И еще минут двадцать он показывал фотографии, рассказывая гостю о деятельности своего отца в Иране и о членах своей семьи. Дронго вежливо слушал. Нужно было выбрать время, чтобы задать главный вопрос.

– Мой отец помог многим людям покинуть эти беспокойные районы, – продолжал рассказывать уже разошедшийся Шекерджийский. И тогда Дронго неожиданно спросил:

– Среди тех, кому помог ваш отец, был и ювелир Манукян?

Шекерджийский замер, словно споткнулся. Затем нахмурился, захлопнул альбом.

– Это выдумки наших недоброжелателей. Как будто мой отец помогал только Манукяну. Тот был просто их осведомителем, и мой отец обязан был ему помогать, когда Манукян собирался вернуться обратно в Европу. В архивах есть даже документы на Манукяна.

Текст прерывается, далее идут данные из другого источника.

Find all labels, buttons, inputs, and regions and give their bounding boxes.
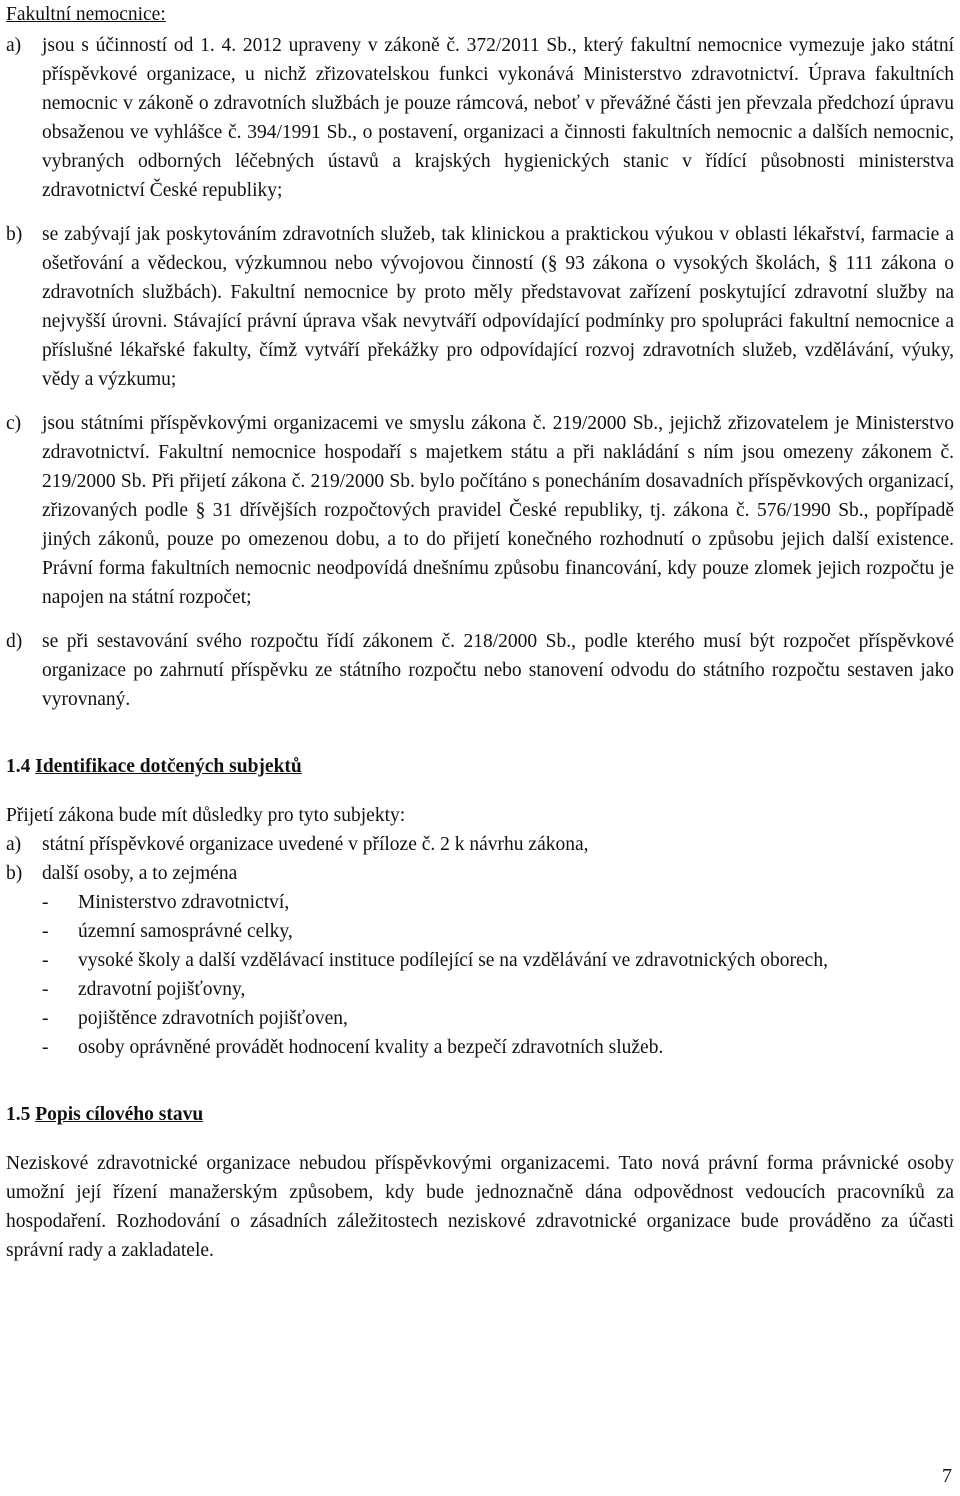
list-item-text: se při sestavování svého rozpočtu řídí zákonem č. 218/2000 Sb., podle kterého musí být rozpočet příspěvkové organizace po zahrnutí příspěvku ze státního rozpočtu nebo stanovení odvodu do státního rozpočtu sestaven jako vyrovnaný. (42, 631, 954, 710)
list-marker: d) (6, 631, 23, 652)
list-item (6, 409, 954, 612)
dash-item (42, 917, 954, 946)
section-text: Neziskové zdravotnické organizace nebudou příspěvkovými organizacemi. Tato nová právní forma právnické osoby umožní její řízení manažerským způsobem, kdy bude jednoznačně dána odpovědnost vedoucích pracovníků za hospodaření. Rozhodování o zásadních záležitostech neziskové zdravotnické organizace bude prováděno za účasti správní rady a zakladatele. (6, 1153, 954, 1261)
section-number: 1.5 (6, 1104, 31, 1125)
section-number: 1.4 (6, 756, 31, 777)
list-item (6, 627, 954, 714)
subject-text: státní příspěvkové organizace uvedené v příloze č. 2 k návrhu zákona, (42, 834, 589, 855)
section-title: Identifikace dotčených subjektů (35, 756, 302, 777)
section-heading-1-5 (6, 1100, 954, 1129)
list-marker: b) (6, 863, 23, 884)
dash-marker: - (42, 979, 49, 1000)
dash-marker: - (42, 1037, 49, 1058)
list-item-text: jsou s účinností od 1. 4. 2012 upraveny v zákoně č. 372/2011 Sb., který fakultní nemocnice vymezuje jako státní příspěvkové organizace, u nichž zřizovatelskou funkci vykonává Ministerstvo zdravotnictví. Úprava fakultních nemocnic v zákoně o zdravotních službách je pouze rámcová, neboť v převážné části jen převzala předchozí úpravu obsaženou ve vyhlášce č. 394/1991 Sb., o postavení, organizaci a činnosti fakultních nemocnic a dalších nemocnic, vybraných odborných léčebných ústavů a krajských hygienických stanic v řídící působnosti ministerstva zdravotnictví České republiky; (42, 35, 954, 201)
list-marker: c) (6, 413, 22, 434)
dash-marker: - (42, 921, 49, 942)
list-marker: b) (6, 224, 23, 245)
dash-item (42, 1004, 954, 1033)
dash-item-text: Ministerstvo zdravotnictví, (78, 892, 290, 913)
section-lead: Přijetí zákona bude mít důsledky pro tyto subjekty: (6, 805, 406, 826)
dash-item-text: osoby oprávněné provádět hodnocení kvality a bezpečí zdravotních služeb. (78, 1037, 664, 1058)
dash-item-text: zdravotní pojišťovny, (78, 979, 246, 1000)
faculty-hospital-list (6, 31, 954, 714)
dash-item (42, 1033, 954, 1062)
dash-item-text: pojištěnce zdravotních pojišťoven, (78, 1008, 348, 1029)
dash-marker: - (42, 892, 49, 913)
dash-item-text: vysoké školy a další vzdělávací instituce podílející se na vzdělávání ve zdravotnických oborech, (78, 950, 828, 971)
intro-label: Fakultní nemocnice: (6, 4, 166, 25)
subject-text: další osoby, a to zejména (42, 863, 238, 884)
subject-item-b (6, 859, 954, 888)
dash-marker: - (42, 950, 49, 971)
dash-item (42, 946, 954, 975)
page-number: 7 (942, 1465, 952, 1487)
dash-marker: - (42, 1008, 49, 1029)
dash-list (6, 888, 954, 1062)
list-marker: a) (6, 35, 22, 56)
dash-item (42, 975, 954, 1004)
list-item (6, 31, 954, 205)
section-heading-1-4 (6, 752, 954, 781)
dash-item-text: územní samosprávné celky, (78, 921, 293, 942)
list-item (6, 220, 954, 394)
subject-item-a (6, 830, 954, 859)
list-item-text: se zabývají jak poskytováním zdravotních služeb, tak klinickou a praktickou výukou v oblasti lékařství, farmacie a ošetřování a vědeckou, výzkumnou nebo vývojovou činností (§ 93 zákona o vysokých školách, § 111 zákona o zdravotních službách). Fakultní nemocnice by proto měly představovat zařízení poskytující zdravotní služby na nejvyšší úrovni. Stávající právní úprava však nevytváří odpovídající podmínky pro spolupráci fakultní nemocnice a příslušné lékařské fakulty, čímž vytváří překážky pro odpovídající rozvoj zdravotních služeb, vzdělávání, výuky, vědy a výzkumu; (42, 224, 954, 390)
section-title: Popis cílového stavu (35, 1104, 204, 1125)
dash-item (42, 888, 954, 917)
list-marker: a) (6, 834, 22, 855)
list-item-text: jsou státními příspěvkovými organizacemi ve smyslu zákona č. 219/2000 Sb., jejichž zřizovatelem je Ministerstvo zdravotnictví. Fakultní nemocnice hospodaří s majetkem státu a při nakládání s ním jsou omezeny zákonem č. 219/2000 Sb. Při přijetí zákona č. 219/2000 Sb. bylo počítáno s ponecháním dosavadních příspěvkových organizací, zřizovaných podle § 31 dřívějších rozpočtových pravidel České republiky, tj. zákona č. 576/1990 Sb., popřípadě jiných zákonů, pouze po omezenou dobu, a to do přijetí konečného rozhodnutí o způsobu jejich další existence. Právní forma fakultních nemocnic neodpovídá dnešnímu způsobu financování, kdy pouze zlomek jejich rozpočtu je napojen na státní rozpočet; (42, 413, 954, 608)
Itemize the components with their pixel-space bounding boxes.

– Не сомневаюсь, – вежливо согласился Дронго, – но ведь Манукян не просто покинул Иран вместе с семьей. Он еще и расплатился с вашим отцом, передав ему драгоценный камень.

Шекерджийский выпрямился. Глаза метнули молнии.

– Это глупые слухи, которые всегда распускали наши недоброжелатели, – грозно сказал он.